Killing Season (2013) - Two veterans of the Bosnian War — one American, one Serbian — find their unlikely friendship turn tense when one of them reveals their true intentions.
As part of my project to watch all the films of Robert De Niro, today’s movie review is for Killing Season, a 2013 action film written by Evan Daugherty and directed by Mark Steven Johnson (Ghostrider, Daredevil).
The movie revolves around two Bosnian War veterans. One veteran is an American, Benjamin Ford (Robert De Niro) whose life has become one of being a recluse in the back hills of Appalachia, ignoring his family and struggling with the atrocities he not only witnessed but participated in. The other veteran is a Serbian, Emil Kovac (John Travolta) who narrowly escaped assassination by Ford and the American troops and since the war has been hunting for Ford to make him confess his war crimes and suffer the consequences.

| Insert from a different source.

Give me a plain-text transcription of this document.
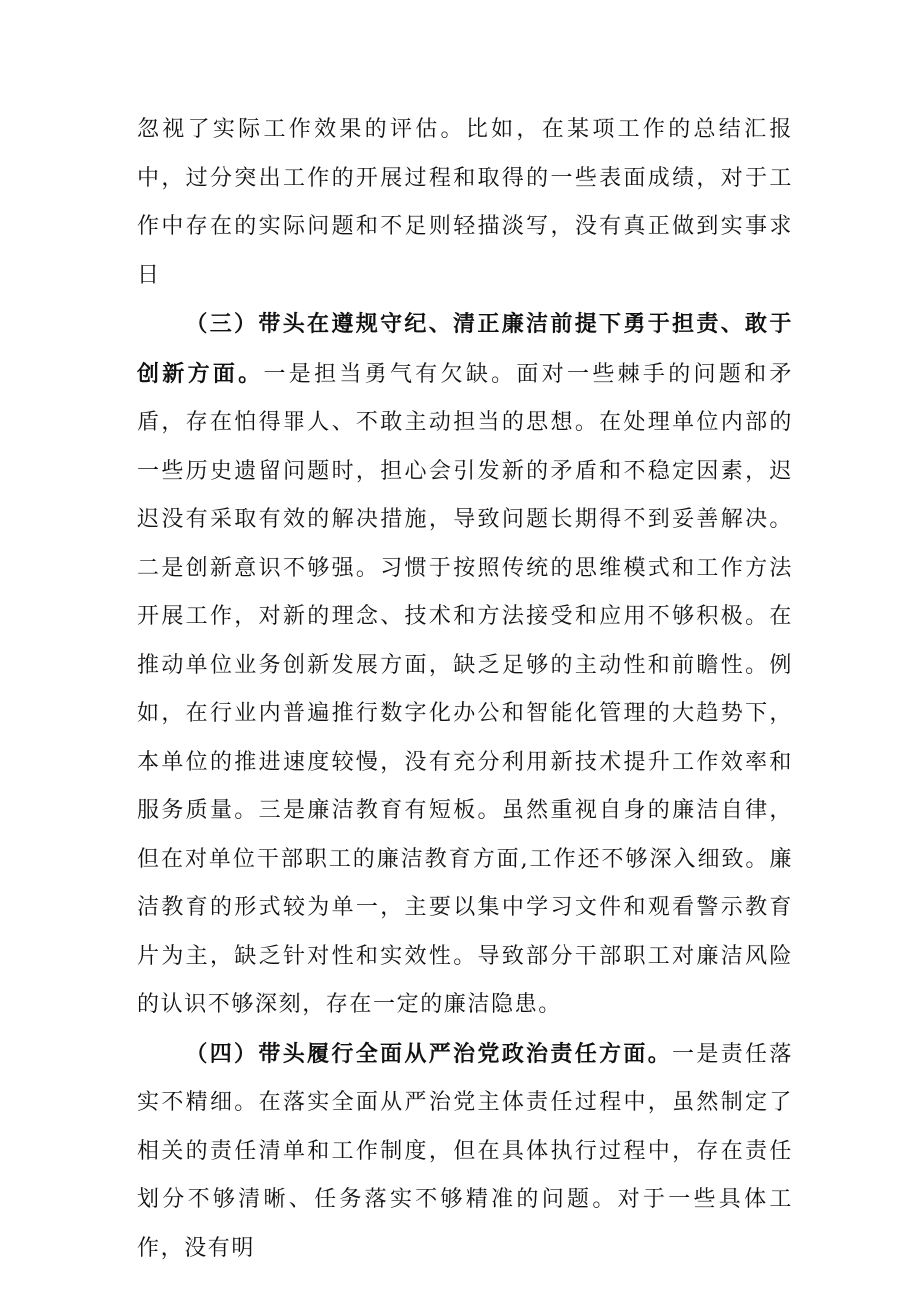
忽视了实际工作效果的评估。比如，在某项工作的总结汇报中，过分突出工作的开展过程和取得的一些表面成绩，对于工作中存在的实际问题和不足则轻描淡写，没有真正做到实事求日

（三）带头在遵规守纪、清正廉洁前提下勇于担责、敢于创新方面。一是担当勇气有欠缺。面对一些棘手的问题和矛盾，存在怕得罪人、不敢主动担当的思想。在处理单位内部的一些历史遗留问题时，担心会引发新的矛盾和不稳定因素，迟迟没有采取有效的解决措施，导致问题长期得不到妥善解决。二是创新意识不够强。习惯于按照传统的思维模式和工作方法开展工作，对新的理念、技术和方法接受和应用不够积极。在推动单位业务创新发展方面，缺乏足够的主动性和前瞻性。例如，在行业内普遍推行数字化办公和智能化管理的大趋势下，本单位的推进速度较慢，没有充分利用新技术提升工作效率和服务质量。三是廉洁教育有短板。虽然重视自身的廉洁自律，但在对单位干部职工的廉洁教育方面,工作还不够深入细致。廉洁教育的形式较为单一，主要以集中学习文件和观看警示教育片为主，缺乏针对性和实效性。导致部分干部职工对廉洁风险的认识不够深刻，存在一定的廉洁隐患。

（四）带头履行全面从严治党政治责任方面。一是责任落实不精细。在落实全面从严治党主体责任过程中，虽然制定了相关的责任清单和工作制度，但在具体执行过程中，存在责任划分不够清晰、任务落实不够精准的问题。对于一些具体工作，没有明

Ford and Kovac meet surreptitiously at Ford’s little cabin, and at first exchange food and drink only to have the reality surface of Kovac’s intent to kill Ford. The remainder of the film is a cat-and-mouse game that tests the wills of each survivor, and opens old war wounds whilst showing the effects of war on the human mind.

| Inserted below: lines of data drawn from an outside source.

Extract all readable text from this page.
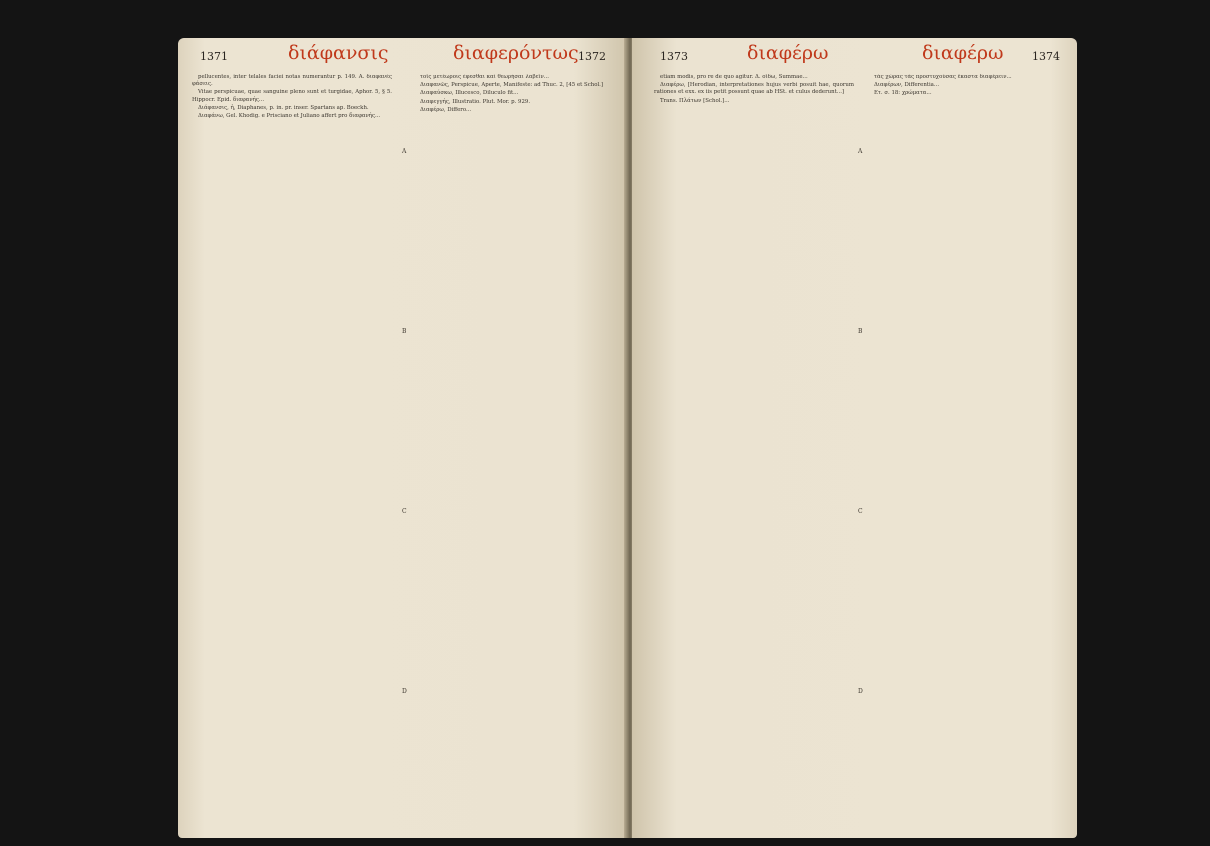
1371	διάφανσις	διαφερόντως 1372

pellucentes, inter telales faciei notas numerantur p. 149. A. διαφανές φάσεις.

Vitae perspicuae, quae sanguine pleno sunt et turgidae, Aphor. 5, § 5. Hippocr. Epid. διαφανής...

Διάφανσις, ἡ, Diaphanes, p. in. pr. inser. Spartans ap. Boeckh.

Διαφάνω, Gel. Khodig. e Prisciano et Juliano affert pro διαφανής...

τοῖς μετέωροις ἐφεσθαι καὶ θεωρήσαι λαβεῖν...

Διαφανῶς, Perspicue, Aperte, Manifeste: ad Thuc. 2, [45 et Schol.]

Διαφαύσκω, Illucesco, Diluculo fit...

Διαφεγγής, Illustratio. Plut. Mor. p. 929.

Διαφέρω, Differo...

A
B
C
D
1373	διαφέρω	διαφέρω	1374

etiam modis, pro re de quo agitur. Δ. οἴδω, Summae...

Διαφέρω, [Herodian, interpretationes hujus verbi posuit hae, quorum rationes et exx. ex iis petit possunt quae ab HSt. et culus dederunt...]

Trans. Πλάτων [Schol.]...

τὰς χώρας τὰς προστυχούσας ἔκαστα διαφέρειν...

Διαφέρων, Differentia...

Ετ. σ. 18: χρώματα...

A
B
C
D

There is a little baptism sub-plot that involves De Niro’s character Benjamin Ford’s son (Milo Ventimiglia) & his wife (Elizabeth Olin), but primarily this is a two person film. Those two people would have been a huge draw a few years ago (ok, quite a few years ago perhaps), and I still feel the first time match up of De Niro & Travolta is worth watching. As a huge Robert De Niro fan, it was nice to see him in a lead role again. Lets not forget, the man is 70 years old, so a lead role in a decent action thriller is not too shabby. He puts in a good performance, and it’s nice to see him doing something a little more serious than his dialled in bit parts in awful rom-coms from the past few years. Travolta was also on good form, and whilst after looking around online it seems I may be one of the few people to actually like this movie, and their performances, to each their own. I feel both men did a good job and I’d happily watch this again.

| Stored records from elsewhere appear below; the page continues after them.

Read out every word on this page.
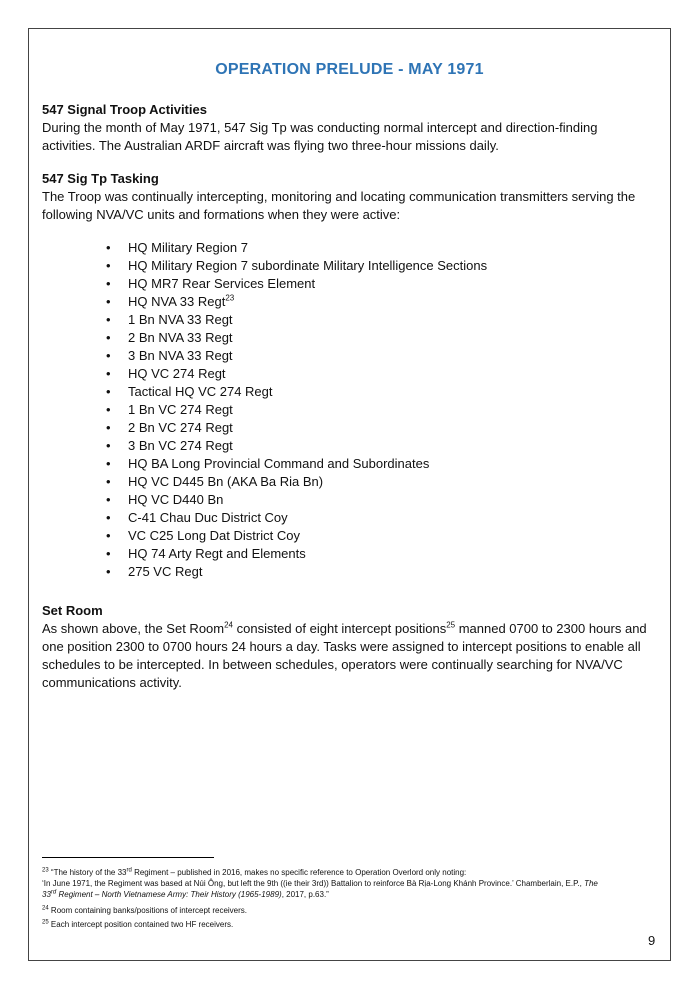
OPERATION PRELUDE - MAY 1971
547 Signal Troop Activities
During the month of May 1971, 547 Sig Tp was conducting normal intercept and direction-finding
activities. The Australian ARDF aircraft was flying two three-hour missions daily.
547 Sig Tp Tasking
The Troop was continually intercepting, monitoring and locating communication transmitters serving the
following NVA/VC units and formations when they were active:
• HQ Military Region 7
• HQ Military Region 7 subordinate Military Intelligence Sections
• HQ MR7 Rear Services Element
• HQ NVA 33 Regt$^{23}$
• 1 Bn NVA 33 Regt
• 2 Bn NVA 33 Regt
• 3 Bn NVA 33 Regt
• HQ VC 274 Regt
• Tactical HQ VC 274 Regt
• 1 Bn VC 274 Regt
• 2 Bn VC 274 Regt
• 3 Bn VC 274 Regt
• HQ BA Long Provincial Command and Subordinates
• HQ VC D445 Bn (AKA Ba Ria Bn)
• HQ VC D440 Bn
• C-41 Chau Duc District Coy
• VC C25 Long Dat District Coy
• HQ 74 Arty Regt and Elements
• 275 VC Regt
Set Room
As shown above, the Set Room$^{24}$ consisted of eight intercept positions$^{25}$ manned 0700 to 2300 hours and
one position 2300 to 0700 hours 24 hours a day. Tasks were assigned to intercept positions to enable all
schedules to be intercepted. In between schedules, operators were continually searching for NVA/VC
communications activity.
$^{23}$ “The history of the 33rd Regiment – published in 2016, makes no specific reference to Operation Overlord only noting:
‘In June 1971, the Regiment was based at Núi Ông, but left the 9th ((ie their 3rd)) Battalion to reinforce Bà Rịa-Long Khánh Province.’ Chamberlain, E.P., The
33rd Regiment – North Vietnamese Army: Their History (1965-1989), 2017, p.63.”
$^{24}$ Room containing banks/positions of intercept receivers.
$^{25}$ Each intercept position contained two HF receivers.
9
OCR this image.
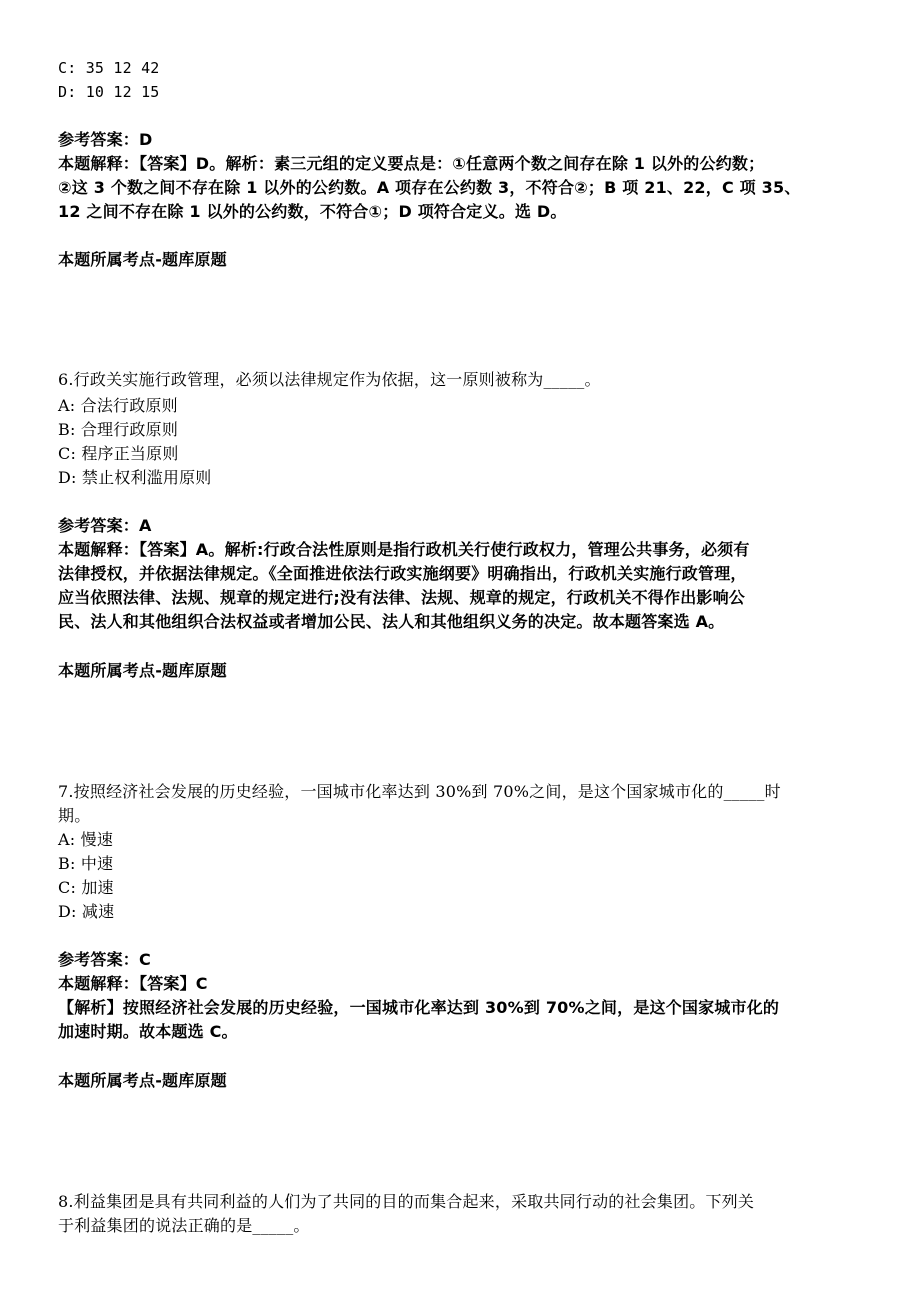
C: 35 12 42
D: 10 12 15
参考答案：D
本题解释：【答案】D。解析：素三元组的定义要点是：①任意两个数之间存在除 1 以外的公约数；
②这 3 个数之间不存在除 1 以外的公约数。A 项存在公约数 3，不符合②；B 项 21、22，C 项 35、
12 之间不存在除 1 以外的公约数，不符合①；D 项符合定义。选 D。
本题所属考点-题库原题
6.行政关实施行政管理，必须以法律规定作为依据，这一原则被称为_____。
A: 合法行政原则
B: 合理行政原则
C: 程序正当原则
D: 禁止权利滥用原则
参考答案：A
本题解释：【答案】A。解析:行政合法性原则是指行政机关行使行政权力，管理公共事务，必须有
法律授权，并依据法律规定。《全面推进依法行政实施纲要》明确指出，行政机关实施行政管理，
应当依照法律、法规、规章的规定进行;没有法律、法规、规章的规定，行政机关不得作出影响公
民、法人和其他组织合法权益或者增加公民、法人和其他组织义务的决定。故本题答案选 A。
本题所属考点-题库原题
7.按照经济社会发展的历史经验，一国城市化率达到 30%到 70%之间，是这个国家城市化的_____时
期。
A: 慢速
B: 中速
C: 加速
D: 减速
参考答案：C
本题解释：【答案】C
【解析】按照经济社会发展的历史经验，一国城市化率达到 30%到 70%之间，是这个国家城市化的
加速时期。故本题选 C。
本题所属考点-题库原题
8.利益集团是具有共同利益的人们为了共同的目的而集合起来，采取共同行动的社会集团。下列关
于利益集团的说法正确的是_____。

The action is realistic, and I was surprised by how brutal it actually was. Sure, it’s no Saw, but watching De Niro thread a rope through his calf muscle, or Travolta remove something from his face, it was executed very well. It also looked beautiful, the mountain terrain was simply stunning.
As I mentioned, there doesn’t appear to be many fans of the movie so far, and it has had a lot of criticism aimed at it. A couple of points I’d agree with the general consensus on were that Travolta’s hair and beard were pretty distracting, they looked like they were boot polished on. Also, his accent did keep slipping in places. However, a lot of people seem to feel the events from the war weren’t accurately portrayed here. In terms of the film, I took what they said and let it ride for the purpose of what I was watching. Maybe the makers of the film took some historical liberties, but they wouldn’t be the first people and I’m sure their intentions weren’t to offend people.
In summary, if you’re a fan of De Niro or Travolta then this is more than worthy of your time. Don’t like either of them or action films? Then this film is not for you. Overall it’s a solid cat-and-mouse action film, nothing too taxing and the ending fitted in nicely I felt. In times of superhero movies and remakes, it’s nice to see something a little more basic.
The project, formerly titled “Shrapnel”, was being considered by John Travolta and Nicolas Cage as a reunion project after Face/Off and by director John McTiernan as a directing vehicle.